Il s'ensuit que la pâte ne doit jamais être utilisée telle qu’elle sort du tube. Après l’avoir bien malaxée au couteau, il convient de lui adjoindre une petite quantité de vernis à peindre, comme on l'appelle souvent pour ajouter à la confusion..

MÉDIUMS

Le médium, où vernis à peindre, peut être de deux natures. Soit il suit la recette ancienne (jusqu'à Rubens, environ), résineuse ; soit plus moderne, huileuse au siccatif, obtenue par cuisson de litharge (oxyde de plomb) dans l'huile.

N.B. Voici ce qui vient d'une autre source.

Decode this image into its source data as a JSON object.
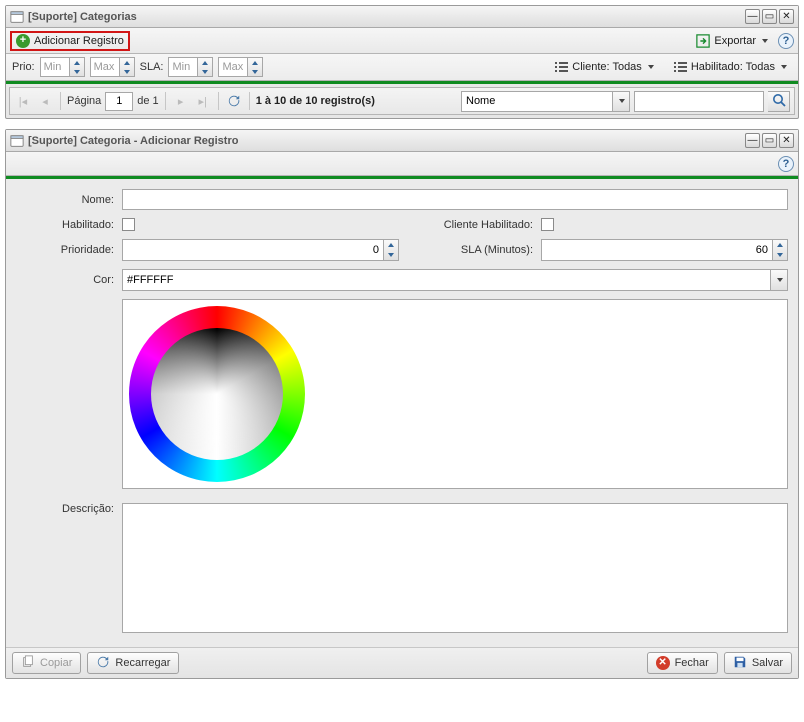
{
  "panel1": {
    "title": "[Suporte] Categorias",
    "add_label": "Adicionar Registro",
    "export_label": "Exportar",
    "prio_label": "Prio:",
    "sla_label": "SLA:",
    "min_ph": "Min",
    "max_ph": "Max",
    "filter_cliente": "Cliente: Todas",
    "filter_habilitado": "Habilitado: Todas",
    "paging": {
      "page_label": "Página",
      "page_value": "1",
      "of_label": "de 1",
      "summary": "1 à 10 de 10 registro(s)",
      "search_field": "Nome"
    }
  },
  "panel2": {
    "title": "[Suporte] Categoria - Adicionar Registro",
    "labels": {
      "nome": "Nome:",
      "habilitado": "Habilitado:",
      "cliente_hab": "Cliente Habilitado:",
      "prioridade": "Prioridade:",
      "sla": "SLA (Minutos):",
      "cor": "Cor:",
      "descricao": "Descrição:"
    },
    "values": {
      "prioridade": "0",
      "sla": "60",
      "cor": "#FFFFFF"
    },
    "buttons": {
      "copiar": "Copiar",
      "recarregar": "Recarregar",
      "fechar": "Fechar",
      "salvar": "Salvar"
    }
  }
}
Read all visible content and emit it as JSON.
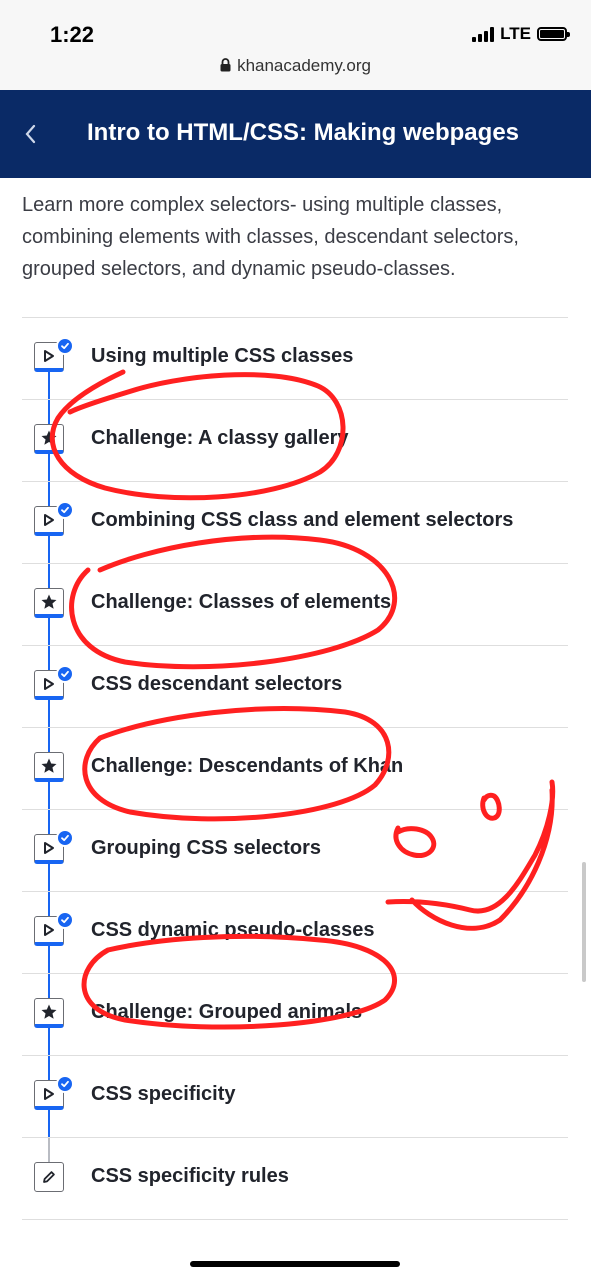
{
  "status_bar": {
    "time": "1:22",
    "network": "LTE",
    "url": "khanacademy.org"
  },
  "header": {
    "title": "Intro to HTML/CSS: Making webpages",
    "background": "#0a2a66"
  },
  "description": "Learn more complex selectors- using multiple classes, combining elements with classes, descendant selectors, grouped selectors, and dynamic pseudo-classes.",
  "lessons": [
    {
      "label": "Using multiple CSS classes",
      "type": "video",
      "completed": true
    },
    {
      "label": "Challenge: A classy gallery",
      "type": "challenge",
      "completed": false
    },
    {
      "label": "Combining CSS class and element selectors",
      "type": "video",
      "completed": true
    },
    {
      "label": "Challenge: Classes of elements",
      "type": "challenge",
      "completed": false
    },
    {
      "label": "CSS descendant selectors",
      "type": "video",
      "completed": true
    },
    {
      "label": "Challenge: Descendants of Khan",
      "type": "challenge",
      "completed": false
    },
    {
      "label": "Grouping CSS selectors",
      "type": "video",
      "completed": true
    },
    {
      "label": "CSS dynamic pseudo-classes",
      "type": "video",
      "completed": true
    },
    {
      "label": "Challenge: Grouped animals",
      "type": "challenge",
      "completed": false
    },
    {
      "label": "CSS specificity",
      "type": "video",
      "completed": true
    },
    {
      "label": "CSS specificity rules",
      "type": "article",
      "completed": false
    }
  ],
  "colors": {
    "accent": "#1865f2",
    "annotation": "#ff2020"
  },
  "icons": {
    "video": "play-icon",
    "challenge": "star-icon",
    "article": "pencil-icon",
    "completed": "checkmark-icon"
  }
}
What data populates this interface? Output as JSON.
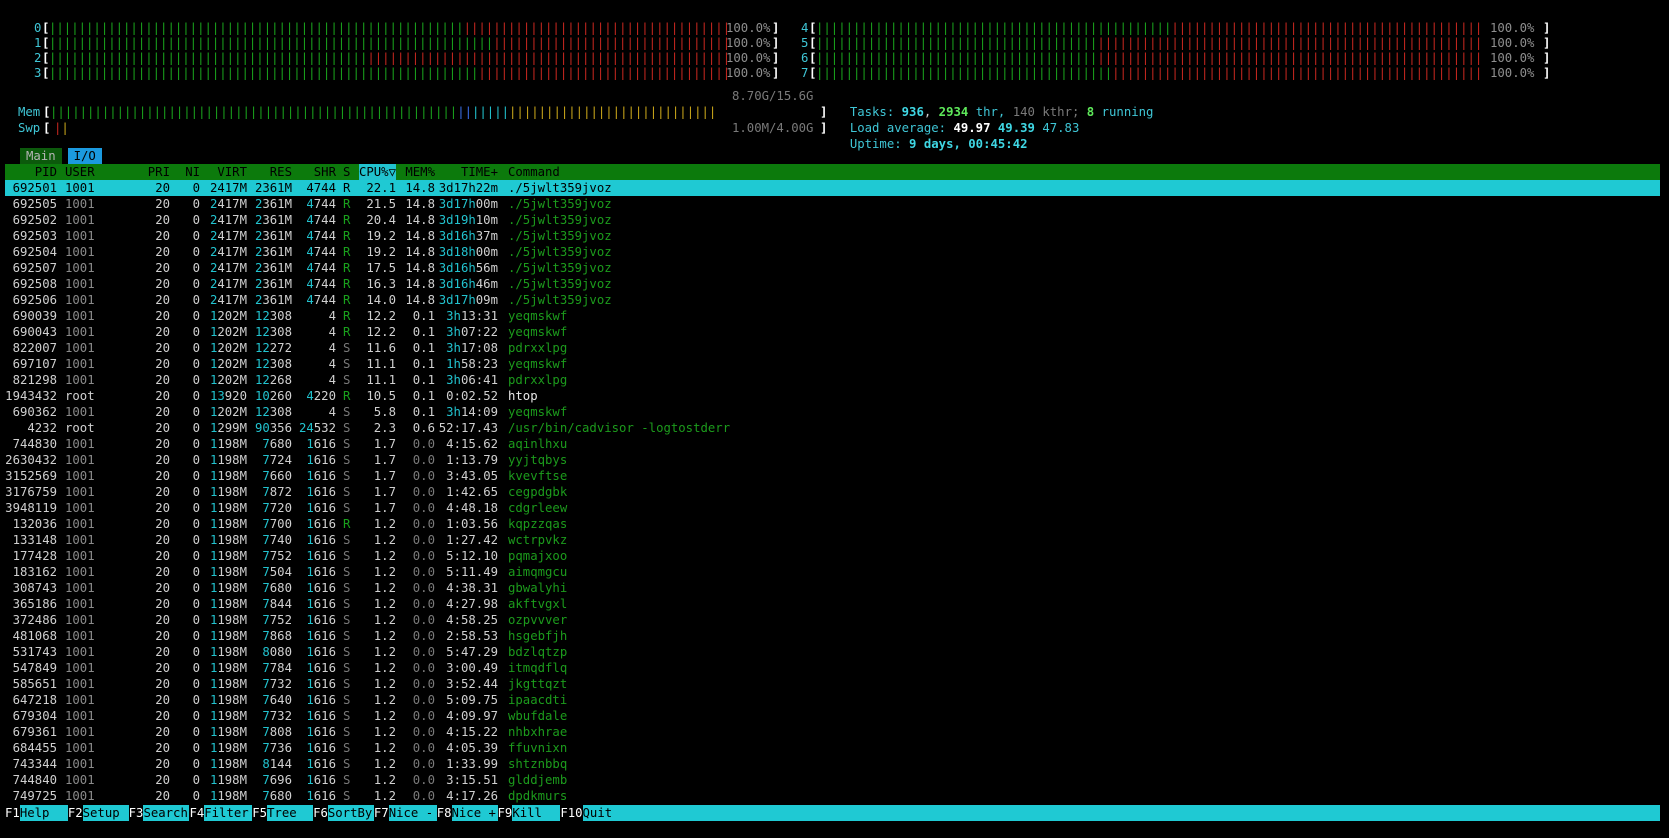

a)Procédé à l’ancienne : la pâte durcit par la résine

Campin

Ce procédé utilise la résine (voir le traité à ce sujet) , dont le Baume de Térébenthine de Venise, liquide pâteux que l’on recueille, après incision, du Mélèze (Pinus Larix). C’est de ce baume, résine pure, qu’on tirait autrefois, par distillation, l’essence de térébenthine de Venise ou, plus précisément : l’huile essentielle de térébenthine de Venise. La térébenthine que l’on connaît aujourd’hui est tirée du pin maritime, elle est dite térébenthine commune. On peut aussi utiliser de l’essence d’Aspic, tirée de la lavande mâle. Son odeur est délicieuse, son prix un peu moins. Étendu d’essence de térébenthine ou d’aspic, le baume de térébenthine de Venise confère aux couleurs une fraîcheur et un éclat extraordinaire, mais il sèche très lentement. J’utilise plutôt le médium flamand de chez Lefranc-Bourgeois (en tube. Car en pot, il contient de l'oxyde de plomb), que je dilue ainsi : pour 1litre, 1/3 du tube de 60 ml de médium flamand, 2/3 de litre d’huile de lin, 1/3 d’essence de térébenthine (souvent mélangée à de l’essence d’aspic, pour plus d’effet plastifiant et pour l’odeur), que je distribue dans des petits flacons compte-gouttes, de manière à ce que l’air n’y reste pas. La térébenthine s’oxyde à l'air et poisse. Il existe un médium à la térébenthine de Venise, chez Lefranc-Bourgeois. Chez Talens un baume de Térébenthine de Venise pur.

Ce genre de pâte est faite pour couvrir et effectuer de subtils fondus au bombé-usé de martre, comme dans l'oeuvre de Robert Campin qu'on voit au dessus, peinte vers 1420 sur une base tempéra. Cela suppose une préparation très soignée, tout à fait incompatible avec l'improvisation. Pourtant, on pourra essayer de peindre directement avec du baume de térébenthine de Venise, car cela peut faire de très belles transparences.

b) Procédé moderne : La pâte durcit par l’oxyde de plomb (siccatif)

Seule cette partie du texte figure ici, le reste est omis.